# UAE Labor Ban



## amongst (May 27, 2012)

Hi there!

Am just newbie here in expat forum, would somebody give me advise or tell me if I happened to transfer from free zone company to non-free zone company. Do I have a labor ban/immigration? I just received my employment card last April 2012 and I planned to move in another company which is non-free zone. 
Thanks!


----------



## 153580 (Feb 1, 2012)

I've done the same and there was no ban!


----------



## amongst (May 27, 2012)

hi there, thanks for the reply. Even I worked only for two months?


----------



## amongst (May 27, 2012)

hiitsjudy said:


> I've done the same and there was no ban!



Even if i worked for 2 months, still no ban for me?


----------



## 153580 (Feb 1, 2012)

I worked 3 months n didn't have any ban but they asked me to pay for the visa/ recruitment cost. You are not registered in labor department anyway so it doesn't matter freezone have their own rules just make sure you resign from the company you are working for now and provide them with your new residence visa so they can clear your record in freezone


----------



## amongst (May 27, 2012)

But I received my Employment Card from DMCC last month, does it matter for a ban also? Had you paid any costs from your free zone company?


----------



## 153580 (Feb 1, 2012)

amongst said:


> But I received my Employment Card from DMCC last month, does it matter for a ban also? Had you paid any costs from your free zone company?


Yeah I worked for a company in jebel Ali freezone I had my residence visa and employment card. It doesn't matter they will ask u to return the card. 

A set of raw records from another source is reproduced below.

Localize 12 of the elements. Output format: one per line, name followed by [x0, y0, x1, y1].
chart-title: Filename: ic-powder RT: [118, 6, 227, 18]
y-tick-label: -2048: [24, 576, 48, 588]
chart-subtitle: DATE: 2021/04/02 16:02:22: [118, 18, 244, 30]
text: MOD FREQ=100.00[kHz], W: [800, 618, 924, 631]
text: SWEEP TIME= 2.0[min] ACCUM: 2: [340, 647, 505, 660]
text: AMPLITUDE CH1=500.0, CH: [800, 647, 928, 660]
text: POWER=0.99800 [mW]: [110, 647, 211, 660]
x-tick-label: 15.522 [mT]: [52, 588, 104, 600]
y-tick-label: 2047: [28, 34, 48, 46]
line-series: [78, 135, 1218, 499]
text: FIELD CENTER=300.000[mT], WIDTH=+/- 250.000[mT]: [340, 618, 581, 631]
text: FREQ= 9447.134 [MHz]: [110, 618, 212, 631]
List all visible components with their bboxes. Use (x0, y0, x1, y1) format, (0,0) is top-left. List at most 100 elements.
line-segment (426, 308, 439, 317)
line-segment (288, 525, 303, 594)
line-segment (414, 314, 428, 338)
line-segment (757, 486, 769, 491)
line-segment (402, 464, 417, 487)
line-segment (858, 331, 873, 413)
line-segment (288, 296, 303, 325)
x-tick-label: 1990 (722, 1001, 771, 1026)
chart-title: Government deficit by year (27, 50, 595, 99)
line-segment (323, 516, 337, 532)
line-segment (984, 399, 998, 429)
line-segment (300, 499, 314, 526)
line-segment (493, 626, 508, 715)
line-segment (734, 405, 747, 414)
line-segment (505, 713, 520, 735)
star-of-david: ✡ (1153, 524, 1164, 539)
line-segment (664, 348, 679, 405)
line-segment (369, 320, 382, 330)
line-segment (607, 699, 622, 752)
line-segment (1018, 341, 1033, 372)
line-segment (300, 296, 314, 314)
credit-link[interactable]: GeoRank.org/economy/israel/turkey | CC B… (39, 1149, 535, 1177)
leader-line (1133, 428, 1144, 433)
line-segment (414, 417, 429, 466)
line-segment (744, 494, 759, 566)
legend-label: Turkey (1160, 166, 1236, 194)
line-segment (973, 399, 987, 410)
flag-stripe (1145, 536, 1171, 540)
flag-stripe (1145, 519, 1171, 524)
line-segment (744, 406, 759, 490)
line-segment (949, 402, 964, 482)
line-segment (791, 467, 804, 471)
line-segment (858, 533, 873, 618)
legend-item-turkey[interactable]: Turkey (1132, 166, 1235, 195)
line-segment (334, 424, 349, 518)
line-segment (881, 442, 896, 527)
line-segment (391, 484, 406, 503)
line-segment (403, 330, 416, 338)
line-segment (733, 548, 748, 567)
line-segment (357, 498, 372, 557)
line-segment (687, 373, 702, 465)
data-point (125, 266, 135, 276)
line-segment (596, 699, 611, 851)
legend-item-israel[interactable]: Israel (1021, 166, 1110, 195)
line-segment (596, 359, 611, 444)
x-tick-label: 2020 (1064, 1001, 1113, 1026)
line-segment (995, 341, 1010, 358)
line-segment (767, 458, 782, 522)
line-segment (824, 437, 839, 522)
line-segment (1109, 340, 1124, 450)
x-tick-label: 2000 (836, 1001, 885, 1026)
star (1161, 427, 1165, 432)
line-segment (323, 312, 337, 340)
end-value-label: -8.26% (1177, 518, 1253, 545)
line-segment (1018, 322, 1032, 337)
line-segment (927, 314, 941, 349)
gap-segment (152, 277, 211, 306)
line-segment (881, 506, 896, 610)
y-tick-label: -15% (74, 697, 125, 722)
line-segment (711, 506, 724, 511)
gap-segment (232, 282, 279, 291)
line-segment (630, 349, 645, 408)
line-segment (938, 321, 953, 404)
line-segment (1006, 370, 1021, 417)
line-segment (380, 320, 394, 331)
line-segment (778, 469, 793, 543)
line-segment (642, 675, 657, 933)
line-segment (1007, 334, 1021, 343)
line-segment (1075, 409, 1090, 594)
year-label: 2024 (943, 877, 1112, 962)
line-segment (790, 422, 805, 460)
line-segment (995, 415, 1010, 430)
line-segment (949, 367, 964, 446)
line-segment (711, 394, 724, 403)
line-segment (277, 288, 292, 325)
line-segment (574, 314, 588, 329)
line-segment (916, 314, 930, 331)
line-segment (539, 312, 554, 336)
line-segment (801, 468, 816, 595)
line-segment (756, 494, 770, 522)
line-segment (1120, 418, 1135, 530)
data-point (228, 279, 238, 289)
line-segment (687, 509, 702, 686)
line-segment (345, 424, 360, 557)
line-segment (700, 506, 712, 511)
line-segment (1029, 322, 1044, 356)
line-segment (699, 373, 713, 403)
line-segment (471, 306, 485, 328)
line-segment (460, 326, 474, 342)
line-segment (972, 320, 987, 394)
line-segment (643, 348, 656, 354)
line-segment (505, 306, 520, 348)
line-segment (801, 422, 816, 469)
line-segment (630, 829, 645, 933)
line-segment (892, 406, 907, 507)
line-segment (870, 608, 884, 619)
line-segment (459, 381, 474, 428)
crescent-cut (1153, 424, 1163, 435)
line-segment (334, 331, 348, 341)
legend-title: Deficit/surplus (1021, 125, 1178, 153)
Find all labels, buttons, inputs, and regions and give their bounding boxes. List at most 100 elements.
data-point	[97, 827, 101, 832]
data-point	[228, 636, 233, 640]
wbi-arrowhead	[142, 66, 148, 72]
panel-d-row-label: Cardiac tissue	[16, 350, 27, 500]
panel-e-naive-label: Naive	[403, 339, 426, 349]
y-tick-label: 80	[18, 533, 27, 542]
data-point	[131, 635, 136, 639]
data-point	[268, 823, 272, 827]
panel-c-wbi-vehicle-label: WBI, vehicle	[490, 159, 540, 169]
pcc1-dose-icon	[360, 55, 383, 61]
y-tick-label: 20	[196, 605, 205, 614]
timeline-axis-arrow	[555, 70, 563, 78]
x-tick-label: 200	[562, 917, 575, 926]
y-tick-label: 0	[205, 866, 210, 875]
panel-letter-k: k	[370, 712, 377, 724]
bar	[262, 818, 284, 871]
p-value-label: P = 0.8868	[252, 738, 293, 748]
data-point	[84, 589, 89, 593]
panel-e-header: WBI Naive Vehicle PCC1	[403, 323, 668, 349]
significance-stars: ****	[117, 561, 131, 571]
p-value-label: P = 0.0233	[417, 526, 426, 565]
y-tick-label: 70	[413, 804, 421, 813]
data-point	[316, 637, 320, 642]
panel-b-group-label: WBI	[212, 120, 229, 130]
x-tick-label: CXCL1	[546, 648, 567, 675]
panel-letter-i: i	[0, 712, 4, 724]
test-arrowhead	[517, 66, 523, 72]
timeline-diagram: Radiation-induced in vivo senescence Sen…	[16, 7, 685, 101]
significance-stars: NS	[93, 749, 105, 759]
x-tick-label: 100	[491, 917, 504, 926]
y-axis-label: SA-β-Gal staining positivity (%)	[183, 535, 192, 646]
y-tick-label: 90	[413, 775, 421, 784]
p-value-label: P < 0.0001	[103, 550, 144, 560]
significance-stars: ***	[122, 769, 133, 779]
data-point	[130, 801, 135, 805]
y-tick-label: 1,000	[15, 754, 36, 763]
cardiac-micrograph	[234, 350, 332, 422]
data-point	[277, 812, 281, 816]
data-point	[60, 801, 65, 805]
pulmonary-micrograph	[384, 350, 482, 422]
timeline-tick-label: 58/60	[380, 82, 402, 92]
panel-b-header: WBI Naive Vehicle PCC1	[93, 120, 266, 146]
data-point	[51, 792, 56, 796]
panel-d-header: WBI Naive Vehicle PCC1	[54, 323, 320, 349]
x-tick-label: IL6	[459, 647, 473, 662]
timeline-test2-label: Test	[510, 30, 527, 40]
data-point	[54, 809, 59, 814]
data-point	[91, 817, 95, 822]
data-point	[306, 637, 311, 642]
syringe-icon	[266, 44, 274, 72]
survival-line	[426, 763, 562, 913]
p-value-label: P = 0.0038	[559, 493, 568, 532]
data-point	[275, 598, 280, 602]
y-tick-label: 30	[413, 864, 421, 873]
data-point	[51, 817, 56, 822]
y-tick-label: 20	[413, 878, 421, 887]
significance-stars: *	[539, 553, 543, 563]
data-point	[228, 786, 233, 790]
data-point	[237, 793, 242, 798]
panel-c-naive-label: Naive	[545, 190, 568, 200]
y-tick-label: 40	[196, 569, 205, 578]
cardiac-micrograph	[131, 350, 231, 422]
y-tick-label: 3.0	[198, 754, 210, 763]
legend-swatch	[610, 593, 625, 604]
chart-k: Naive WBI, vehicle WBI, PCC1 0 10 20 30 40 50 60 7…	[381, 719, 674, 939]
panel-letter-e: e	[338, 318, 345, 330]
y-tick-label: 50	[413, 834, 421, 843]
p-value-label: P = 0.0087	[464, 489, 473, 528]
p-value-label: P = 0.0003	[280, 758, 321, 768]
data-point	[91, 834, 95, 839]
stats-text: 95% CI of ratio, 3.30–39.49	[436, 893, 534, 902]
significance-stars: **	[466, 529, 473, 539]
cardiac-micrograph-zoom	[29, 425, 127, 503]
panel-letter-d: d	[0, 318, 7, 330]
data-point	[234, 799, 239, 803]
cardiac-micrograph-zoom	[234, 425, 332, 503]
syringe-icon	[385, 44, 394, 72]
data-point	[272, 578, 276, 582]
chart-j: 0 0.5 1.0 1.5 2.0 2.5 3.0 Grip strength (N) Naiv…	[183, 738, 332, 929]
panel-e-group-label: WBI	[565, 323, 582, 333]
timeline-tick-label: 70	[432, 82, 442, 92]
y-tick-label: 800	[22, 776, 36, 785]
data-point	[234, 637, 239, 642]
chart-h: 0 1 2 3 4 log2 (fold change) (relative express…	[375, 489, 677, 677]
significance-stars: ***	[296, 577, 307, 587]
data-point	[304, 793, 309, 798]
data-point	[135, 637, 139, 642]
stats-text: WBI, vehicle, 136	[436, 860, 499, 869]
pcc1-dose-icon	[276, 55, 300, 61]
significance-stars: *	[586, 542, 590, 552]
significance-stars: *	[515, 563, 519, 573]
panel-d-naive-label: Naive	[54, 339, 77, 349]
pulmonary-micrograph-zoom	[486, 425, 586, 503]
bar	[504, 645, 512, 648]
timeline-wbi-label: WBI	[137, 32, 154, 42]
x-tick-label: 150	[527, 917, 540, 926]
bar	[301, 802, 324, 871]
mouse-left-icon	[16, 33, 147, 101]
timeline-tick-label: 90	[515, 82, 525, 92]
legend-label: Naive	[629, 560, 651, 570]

About the recruitment cost, if its written on your contract that you have to bare the recruitment cost if you resign while on probation your employer will most likely ask you to pay. And yes I paid for the visa I don't know what else but it wasn't much


----------



## amongst (May 27, 2012)

Thank you very much for your reply Ms. Judy..


----------



## 153580 (Feb 1, 2012)

amongst said:


> Thank you very much for your reply Ms. Judy..


No worries and good luck!! I was super worried too but everything worked out fine !! don't worry too much !!


----------



## amongst (May 27, 2012)

hiitsjudy said:


> No worries and good luck!! I was super worried too but everything worked out fine !! don't worry too much !!


Thanks a lot!...Yes it really makes me worried that now I received different calls from the application I sent few days ago.


----------



## omnivore (Mar 6, 2013)

*Labor ban*

I am employed in a private company in , my joining date on the contract was 2 days ago and I signed the contract yesterday. However just today, there is a bigger company (private) hiring me with a better position and salary package (4,000 aed difference). I came here in Dubai on tourist visa and my current company arranged for my employment visa. 

Will I get the labor ban of 6 months though I have only been with the company for less than 1 month? What could be the best action for me? I hope you could help. Many thanks.


----------